C’est pourquoi, malgré les frustrations liées à la perte d’autonomie et tout ce qui s’ensuit, j’essaie de voir le bon côté des choses, d’apprécier chaque petit plaisir de la vie comme la gentillesse et le dévouement des gens qui m’entourent, la jouissance du soleil qui me traverse, les frissons provoqués par le vent sur ma peau et je m’émeus facilement par la beauté de la nature qui s’offre à mon regard au gré des jours, de la température et des saisons.

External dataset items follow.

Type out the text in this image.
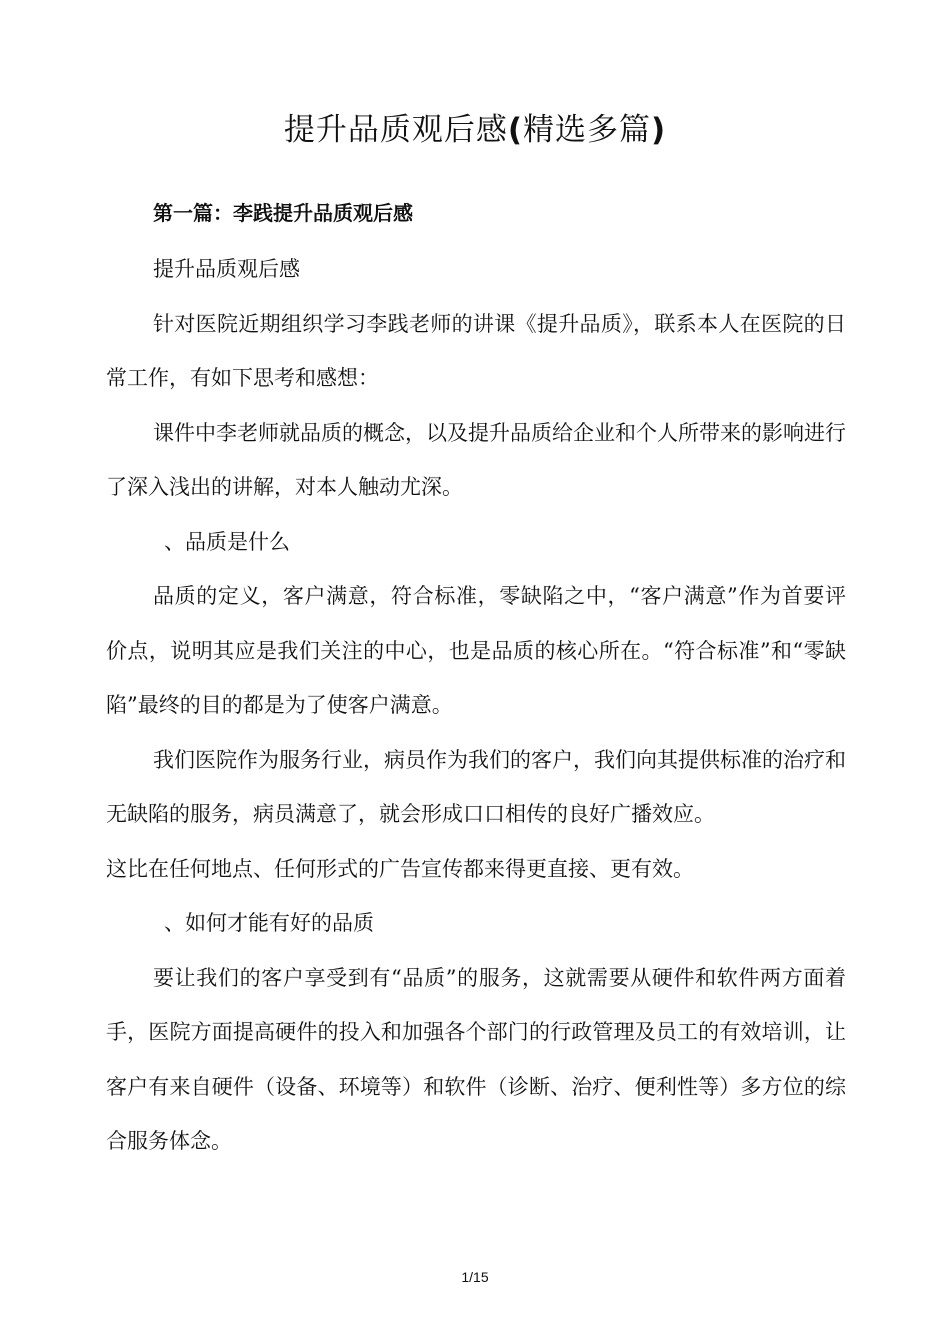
提升品质观后感(精选多篇)
第一篇：李践提升品质观后感

提升品质观后感

针对医院近期组织学习李践老师的讲课《提升品质》，联系本人在医院的日常工作，有如下思考和感想：

课件中李老师就品质的概念，以及提升品质给企业和个人所带来的影响进行了深入浅出的讲解，对本人触动尤深。

、品质是什么

品质的定义，客户满意，符合标准，零缺陷之中，“客户满意”作为首要评价点，说明其应是我们关注的中心，也是品质的核心所在。“符合标准”和“零缺陷”最终的目的都是为了使客户满意。

我们医院作为服务行业，病员作为我们的客户，我们向其提供标准的治疗和无缺陷的服务，病员满意了，就会形成口口相传的良好广播效应。

这比在任何地点、任何形式的广告宣传都来得更直接、更有效。

、如何才能有好的品质

要让我们的客户享受到有“品质”的服务，这就需要从硬件和软件两方面着手，医院方面提高硬件的投入和加强各个部门的行政管理及员工的有效培训，让客户有来自硬件（设备、环境等）和软件（诊断、治疗、便利性等）多方位的综合服务体念。

1/15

Je salue le courage de tous les gens atteints par cette foutue maladie et plus particulièrement de ceux que je côtoie aux groupes de soutien de la Société de la SLA à Ville Lorraine et sur qui je prends exemple et qui m’inspirent, car la médecine ne peut toujours pas expliquer l’origine de la SLA, ni comment, ni pourquoi elle se développe. Nos discussions brisent non seulement la glace de l’isolement, mais démystifient la SLA, apportent un soutien moral et nous aident à mieux comprendre les réactions de notre entourage qui s’en trouve directement affecté. Au surplus, il n’y a pas de dénominateur commun entre les personnes atteintes, la vitesse de progression ou le chemin qu’emprunte la maladie pour faire ses ravages, ce qui ne facilite pas la tâche des chercheurs. Il n’y a encore aucun traitement, ni aucun espoir de guérison. Dans l’attente d’une solution, on se serre les coudes et on s’entraide.